Через полчаса ошеломленный Брусникин покидал студию с копией подписанного договора в кармане и тремя тысячами долларов американского происхождения в бумажнике.
Совет директоров
В отдаленном прошлом житель города Керчь, ныне же — гражданин континентального африканского государства Либерия, Антон Дрозденко был владельцем пяти нефтеналивных танкеров. Используемые в основном для контрабандных перевозок иракского мазута, они, в обход экономических санкций, бороздили воды Красного моря и далее, через Суэцкий канал, уходили к местам отгрузки.
Антон, плохо изучавший в школе географию, до сих пор сохранил убежденность в том, что подлинное название канала — «Советский», что прорыли его когда-то наши, оказывая помощь Египту, и уж потом темные арабы переиначили название на свой лад.
Зато Дрозденко был силен в математике. А отец его имел силу в Министерстве гражданского флота. Когда началась приватизация плавсредств, отец помог Антону приобрести по остаточной стоимости «списанные» нефтеналивные суда.
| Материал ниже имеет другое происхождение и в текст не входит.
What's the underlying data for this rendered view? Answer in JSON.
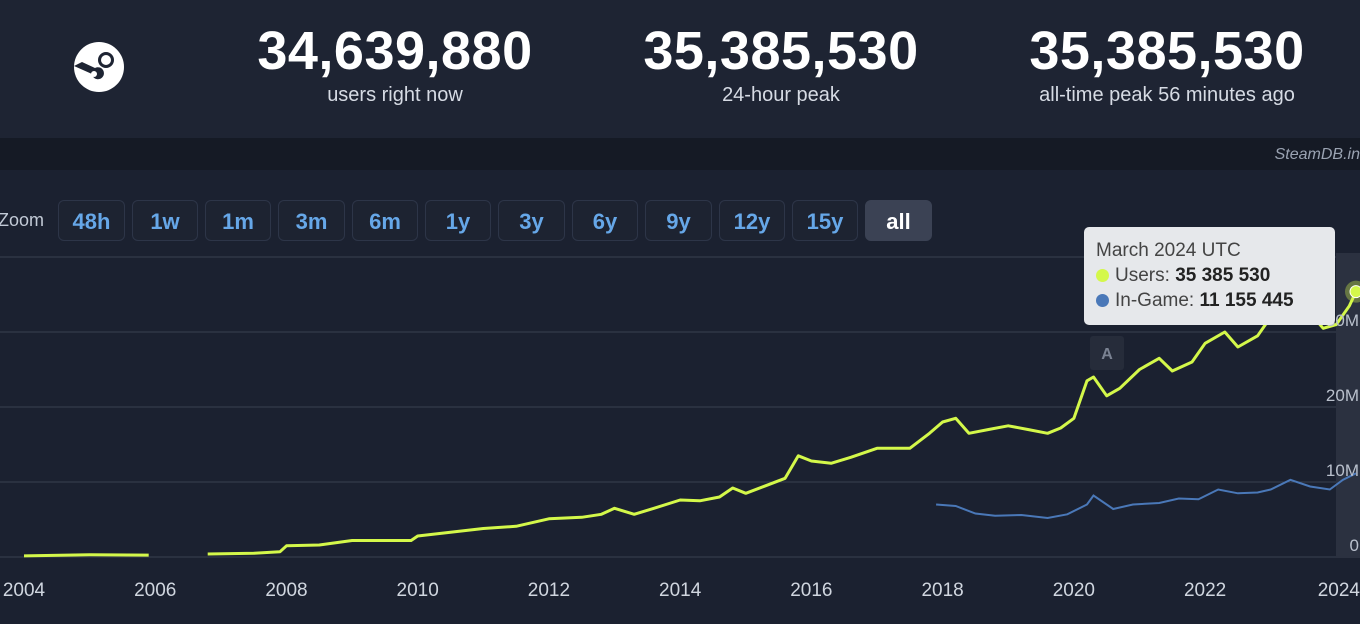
{
  "header": {
    "stats": [
      {
        "value": "34,639,880",
        "label": "users right now"
      },
      {
        "value": "35,385,530",
        "label": "24-hour peak"
      },
      {
        "value": "35,385,530",
        "label": "all-time peak 56 minutes ago"
      }
    ],
    "logo_icon": "steam-logo-icon"
  },
  "credit": "SteamDB.in",
  "zoom": {
    "label": "Zoom",
    "buttons": [
      "48h",
      "1w",
      "1m",
      "3m",
      "6m",
      "1y",
      "3y",
      "6y",
      "9y",
      "12y",
      "15y",
      "all"
    ],
    "active": "all"
  },
  "tooltip": {
    "title": "March 2024 UTC",
    "users_label": "Users:",
    "users_value": "35 385 530",
    "ingame_label": "In-Game:",
    "ingame_value": "11 155 445"
  },
  "annotation_flag": "A",
  "colors": {
    "background": "#1b2130",
    "users": "#d4f84a",
    "ingame": "#4a78b8",
    "button_text": "#66a7e8"
  },
  "chart_data": {
    "type": "line",
    "x_ticks": [
      "2004",
      "2006",
      "2008",
      "2010",
      "2012",
      "2014",
      "2016",
      "2018",
      "2020",
      "2022",
      "2024"
    ],
    "y_ticks": [
      "0",
      "10M",
      "20M",
      "30M"
    ],
    "ylim": [
      0,
      40000000
    ],
    "xlim": [
      2004.0,
      2024.3
    ],
    "grid": true,
    "legend": "tooltip",
    "series": [
      {
        "name": "Users",
        "color": "#d4f84a",
        "x": [
          2004.0,
          2005.0,
          2005.9,
          null,
          2006.8,
          2007.5,
          2007.9,
          2008.0,
          2008.5,
          2009.0,
          2009.5,
          2009.9,
          2010.0,
          2010.5,
          2011.0,
          2011.5,
          2012.0,
          2012.5,
          2012.8,
          2013.0,
          2013.3,
          2013.6,
          2014.0,
          2014.3,
          2014.6,
          2014.8,
          2015.0,
          2015.3,
          2015.6,
          2015.8,
          2016.0,
          2016.3,
          2016.6,
          2017.0,
          2017.5,
          2017.8,
          2018.0,
          2018.2,
          2018.4,
          2018.7,
          2019.0,
          2019.3,
          2019.6,
          2019.8,
          2020.0,
          2020.2,
          2020.3,
          2020.5,
          2020.7,
          2021.0,
          2021.3,
          2021.5,
          2021.8,
          2022.0,
          2022.3,
          2022.5,
          2022.8,
          2023.0,
          2023.3,
          2023.6,
          2023.8,
          2024.0,
          2024.2,
          2024.3
        ],
        "y": [
          150000,
          300000,
          250000,
          null,
          400000,
          500000,
          700000,
          1500000,
          1600000,
          2200000,
          2200000,
          2200000,
          2800000,
          3300000,
          3800000,
          4100000,
          5100000,
          5300000,
          5700000,
          6500000,
          5700000,
          6500000,
          7600000,
          7500000,
          8000000,
          9200000,
          8500000,
          9500000,
          10500000,
          13500000,
          12800000,
          12500000,
          13300000,
          14500000,
          14500000,
          16500000,
          18000000,
          18500000,
          16500000,
          17000000,
          17500000,
          17000000,
          16500000,
          17200000,
          18500000,
          23500000,
          24000000,
          21500000,
          22500000,
          25000000,
          26500000,
          24800000,
          26000000,
          28500000,
          30000000,
          28000000,
          29500000,
          32000000,
          33500000,
          32500000,
          30500000,
          31000000,
          33500000,
          35385530
        ]
      },
      {
        "name": "In-Game",
        "color": "#4a78b8",
        "x": [
          2017.9,
          2018.2,
          2018.5,
          2018.8,
          2019.2,
          2019.6,
          2019.9,
          2020.2,
          2020.3,
          2020.6,
          2020.9,
          2021.3,
          2021.6,
          2021.9,
          2022.2,
          2022.5,
          2022.8,
          2023.0,
          2023.3,
          2023.6,
          2023.9,
          2024.1,
          2024.3
        ],
        "y": [
          7000000,
          6800000,
          5800000,
          5500000,
          5600000,
          5200000,
          5700000,
          7000000,
          8200000,
          6400000,
          7000000,
          7200000,
          7800000,
          7700000,
          9000000,
          8500000,
          8600000,
          9000000,
          10300000,
          9400000,
          9000000,
          10300000,
          11155445
        ]
      }
    ]
  }
}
Московские компаньоны Дрозденко, накопившие значительные средства, занимаясь вульгарным рэкетом, вошли в совместное с Антоном предприятие. Предприятие процветало и приносило баснословную прибыль его участникам в силу того, что Антон, как распорядительный директор, весьма толково распоряжался эксплуатацией небольшой, но востребованной флотилии.
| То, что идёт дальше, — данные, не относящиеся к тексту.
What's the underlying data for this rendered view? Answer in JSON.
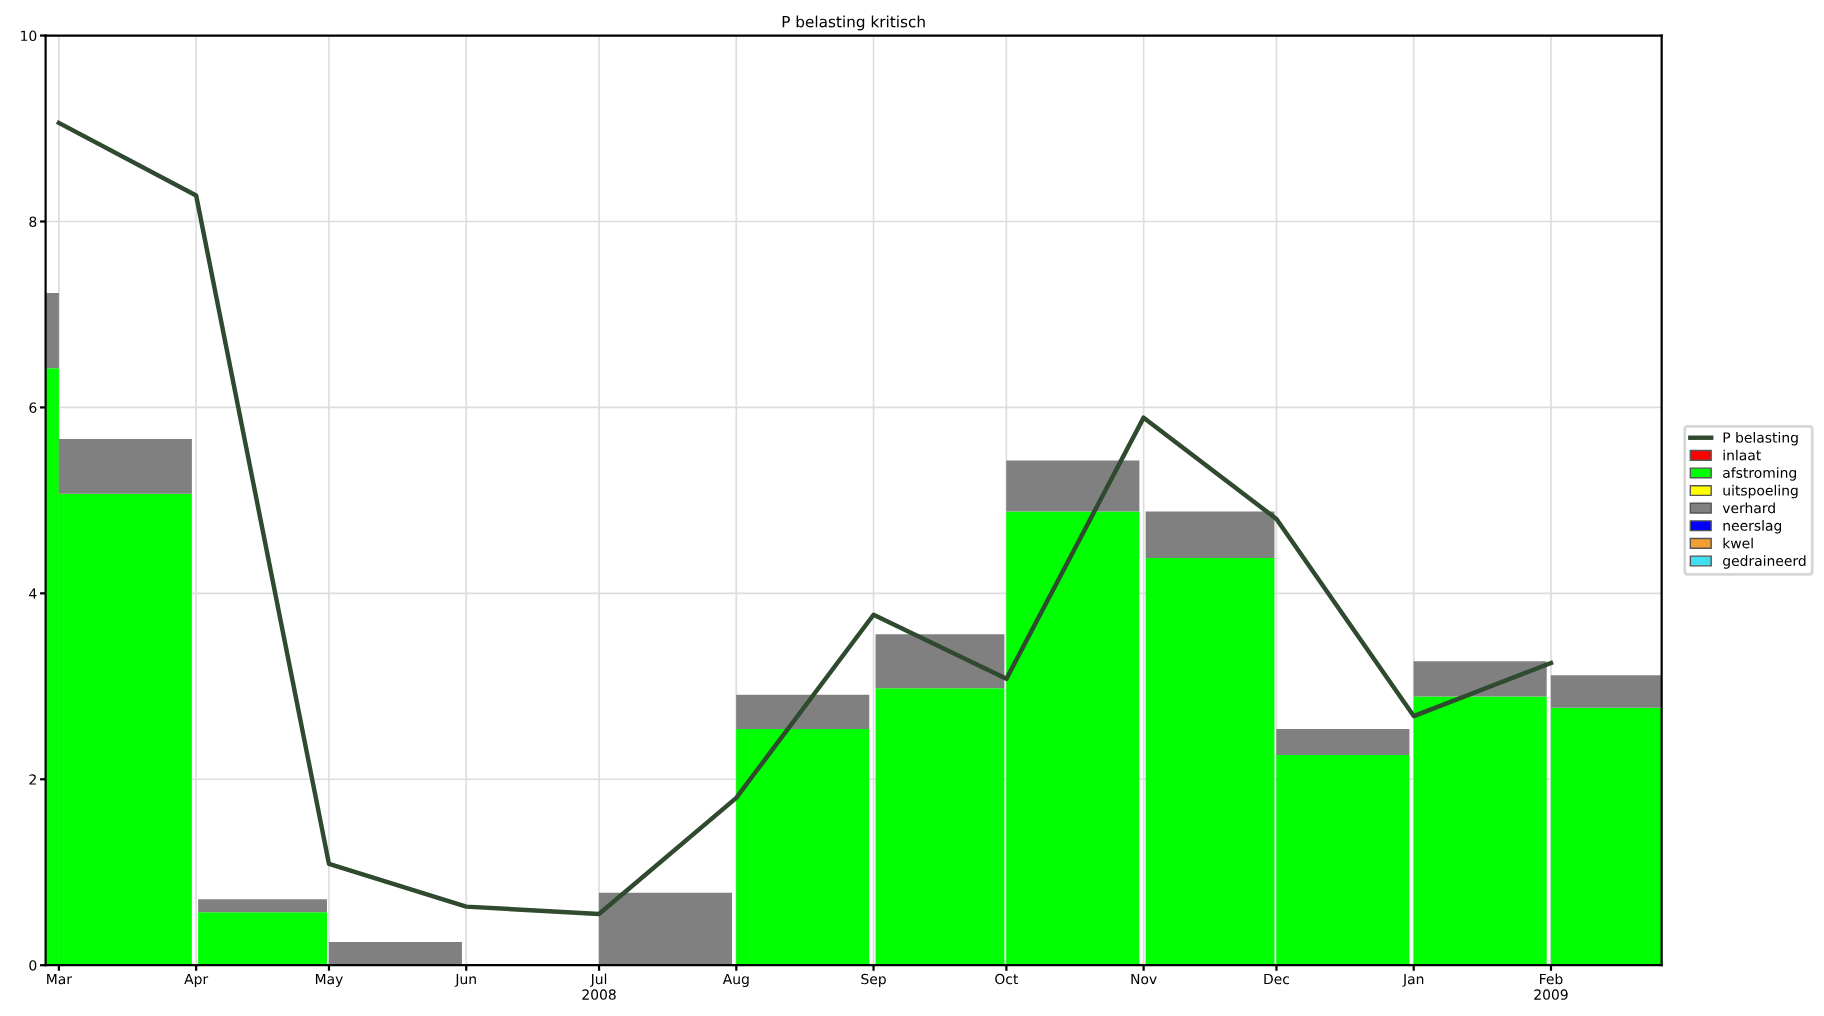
{
  "chart_data": {
    "type": "bar",
    "title": "P belasting kritisch",
    "stacked": true,
    "x": [
      "2008-02-28T12:00",
      "2008-03-16",
      "2008-04-16",
      "2008-05-16",
      "2008-06-16",
      "2008-07-16",
      "2008-08-16",
      "2008-09-16",
      "2008-10-16",
      "2008-11-16",
      "2008-12-16",
      "2009-01-16",
      "2009-02-16"
    ],
    "series": [
      {
        "name": "P belasting",
        "type": "line",
        "color": "#2f4a2f",
        "x": [
          "2008-03-01",
          "2008-04-01",
          "2008-05-01",
          "2008-06-01",
          "2008-07-01",
          "2008-08-01",
          "2008-09-01",
          "2008-10-01",
          "2008-11-01",
          "2008-12-01",
          "2009-01-01",
          "2009-02-01"
        ],
        "values": [
          9.06,
          8.28,
          1.09,
          0.63,
          0.55,
          1.8,
          3.77,
          3.08,
          5.89,
          4.8,
          2.68,
          3.25
        ]
      },
      {
        "name": "inlaat",
        "color": "#ff0000",
        "values": [
          0,
          0,
          0,
          0,
          0,
          0,
          0,
          0,
          0,
          0,
          0,
          0,
          0
        ]
      },
      {
        "name": "afstroming",
        "color": "#00ff00",
        "values": [
          6.42,
          5.07,
          0.57,
          0,
          0,
          0,
          2.54,
          2.98,
          4.88,
          4.38,
          2.26,
          2.89,
          2.77
        ]
      },
      {
        "name": "uitspoeling",
        "color": "#ffff00",
        "values": [
          0,
          0,
          0,
          0,
          0,
          0,
          0,
          0,
          0,
          0,
          0,
          0,
          0
        ]
      },
      {
        "name": "verhard",
        "color": "#808080",
        "values": [
          0.81,
          0.59,
          0.14,
          0.25,
          0,
          0.78,
          0.37,
          0.58,
          0.55,
          0.5,
          0.28,
          0.38,
          0.35
        ]
      },
      {
        "name": "neerslag",
        "color": "#0000ff",
        "values": [
          0,
          0,
          0,
          0,
          0,
          0,
          0,
          0,
          0,
          0,
          0,
          0,
          0
        ]
      },
      {
        "name": "kwel",
        "color": "#f0a030",
        "values": [
          0,
          0,
          0,
          0,
          0,
          0,
          0,
          0,
          0,
          0,
          0,
          0,
          0
        ]
      },
      {
        "name": "gedraineerd",
        "color": "#40e0f0",
        "values": [
          0,
          0,
          0,
          0,
          0,
          0,
          0,
          0,
          0,
          0,
          0,
          0,
          0
        ]
      }
    ],
    "xlim": [
      "2008-02-27",
      "2009-02-26"
    ],
    "xticks": [
      {
        "value": "2008-03-01",
        "label": "Mar"
      },
      {
        "value": "2008-04-01",
        "label": "Apr"
      },
      {
        "value": "2008-05-01",
        "label": "May"
      },
      {
        "value": "2008-06-01",
        "label": "Jun"
      },
      {
        "value": "2008-07-01",
        "label": "Jul\n2008"
      },
      {
        "value": "2008-08-01",
        "label": "Aug"
      },
      {
        "value": "2008-09-01",
        "label": "Sep"
      },
      {
        "value": "2008-10-01",
        "label": "Oct"
      },
      {
        "value": "2008-11-01",
        "label": "Nov"
      },
      {
        "value": "2008-12-01",
        "label": "Dec"
      },
      {
        "value": "2009-01-01",
        "label": "Jan"
      },
      {
        "value": "2009-02-01",
        "label": "Feb\n2009"
      }
    ],
    "ylim": [
      0,
      10
    ],
    "yticks": [
      0,
      2,
      4,
      6,
      8,
      10
    ],
    "grid": true,
    "legend": "right"
  }
}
Так продолжалось, пока один из танкеров со всем дорогостоящим грузом не был задержан близ берегов опальной страны эсминцем союзников. В перспективе Дрозденко с его компаньонами светили конфискация не только топлива, но и собственно судна, плюс штраф международного «ареопага», о размерах которого можно было только гадать.
Партнеры Дрозденко с российской стороны в такой ситуации сочли крайним почему-то именно Антона и срочно вызвали его в Москву на «совет директоров». Директора в «совете» были такие, что откладывать с ними встречу не представлялось возможным ни в каком смысле.
Дрозденко вылетел чартерным рейсом, рассчитывая за двое суток уладить все проблемы с их совместным предприятием «Ферст Ойл Компани», а затем сразу вернуться в Монровию. Посему в его кармане лежал билет с фиксированной датой.
В аэропорту Антона дожидался один из сотрудников Глеба Малютина, основного партнера Дрозденко и здравствующего председателя «совета директоров». Чаще всего именно этот сотрудник по прозвищу Байкер встречал Антона, когда тому доводилось бывать в Москве по делам предприятия. Обычно жизнерадостный и общительный, Байкер довольно сдержанно поздоровался с Антоном и без особого энтузиазма одобрил его африканский загар. Дрозденко счел данное обстоятельство скверным знаком. Даже более чем скверным.
Какое-то время они ехали в машине Байкера молча. Однако вскоре натура сотрудника, получившего свое прозвище отнюдь не за пристрастие к мотоциклам, взяла свое, и на свет явилась очередная байка:
— Служил у нас в роте связистов ефрейтор второго класса по фамилии Курияма.